Unknown Speaker 19:02
I'm often I'm often a little embarrassed when people say, You've done so much. You're a director, you're a co executive producer, you're a producer, your story editor. I mean,
Unknown Speaker 19:14
it was all the same thing on the office, to be honest, it was we were just the people making the office. So we'd call ourselves all kinds of things. See, I saw a co executive producer and I went, I thought this guy is a performer and he's a suit. Yeah, and official guy and he's performing in a suit. So it was an easy transition to backstage. You subsequently consulted with your friend Mindy Kaling show The Mindy Project. What did you learn from doing that? I learned mostly from watching Mindy. Mindy is an extremely decisive person about her own voice. And I was a much more careful decision maker creatively before I got to see Mindy create her own show. I would debate things I would test them I would him and Han and be perfectionist about a little detail. Mindy will have
Unknown Speaker 20:00
instinct, and she'll know whether it's right or wrong, and act on it right away and put it in an episode, hire that person, bring on that guest star changed the course of an episode. And
Unknown Speaker 20:11
she has a very strong voice and she hears the very clearly to herself. So my, what I learned consulting on that show was oh, wow, you have to be this decisive about your voice if you're going to be successful on this level. And you are able to do that. If, if you have a voice that's worth listening to, you should be able to hear it a bit earlier than everyone else. So watching her really inspired me to be more decisively trusting of my own voice not trusting in that at the end of the day, I trust my voice after consulting everyone, trust your voice from from minute one. BJ Novak, your your acting career is flourishing. This is a terrific new book that you've written.
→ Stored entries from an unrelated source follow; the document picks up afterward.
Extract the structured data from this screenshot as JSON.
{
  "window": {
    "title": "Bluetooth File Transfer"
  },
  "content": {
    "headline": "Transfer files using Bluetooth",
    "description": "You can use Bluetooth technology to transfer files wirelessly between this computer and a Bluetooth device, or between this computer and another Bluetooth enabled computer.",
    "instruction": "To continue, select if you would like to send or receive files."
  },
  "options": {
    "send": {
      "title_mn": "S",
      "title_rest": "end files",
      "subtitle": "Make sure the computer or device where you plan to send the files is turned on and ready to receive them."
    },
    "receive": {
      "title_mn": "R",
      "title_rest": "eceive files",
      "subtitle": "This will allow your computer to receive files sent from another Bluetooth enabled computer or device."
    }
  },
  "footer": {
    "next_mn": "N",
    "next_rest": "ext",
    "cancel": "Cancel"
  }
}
You have all this experience in television, it sounds like you could go in any number of different directions going forward in your career. Is there a performer or someone out there who you kind of think, Man, I'd like to have that career based on where I am now? I'd like to go be like that person. I think of Steve Martin sometimes as as sort of a hero in that direction. Because he
Unknown Speaker 21:12
I don't think I'm as good as he is at all. But I play banjo. I don't play the banjo. Well, he's such a he's such a good perform not as good a performer by any means. But he, even when he performed whatever he does, you know, it's Steve Martin. You know, even if he's just acting in someone else's thing, when he gets on screen, you know, that's him. And when he writes, of course, you know, it's him. But that's what I want to do. Where if you see me in Spider Man, or you see me on The Mindy Project, you think I know who that guy is. He's not just a hired gun. He I know what I'm getting a little bit, and I see something in common with his writing.
Unknown Speaker 21:49
I really admire Steve Martin that way. I also really admire David Sedaris in that he is everything starts from his writing, but I've I've attended his live shows, they're spectacular. And he really makes his live readings, a performance and he's a performer of his work. He's not just a reader of his work, and that's something I really enjoy doing. I want to make my life performances, my live readings, shows the way he does. BJ Novak, thank you so much for stopping by what a great conversation. Thank you. Appreciate it.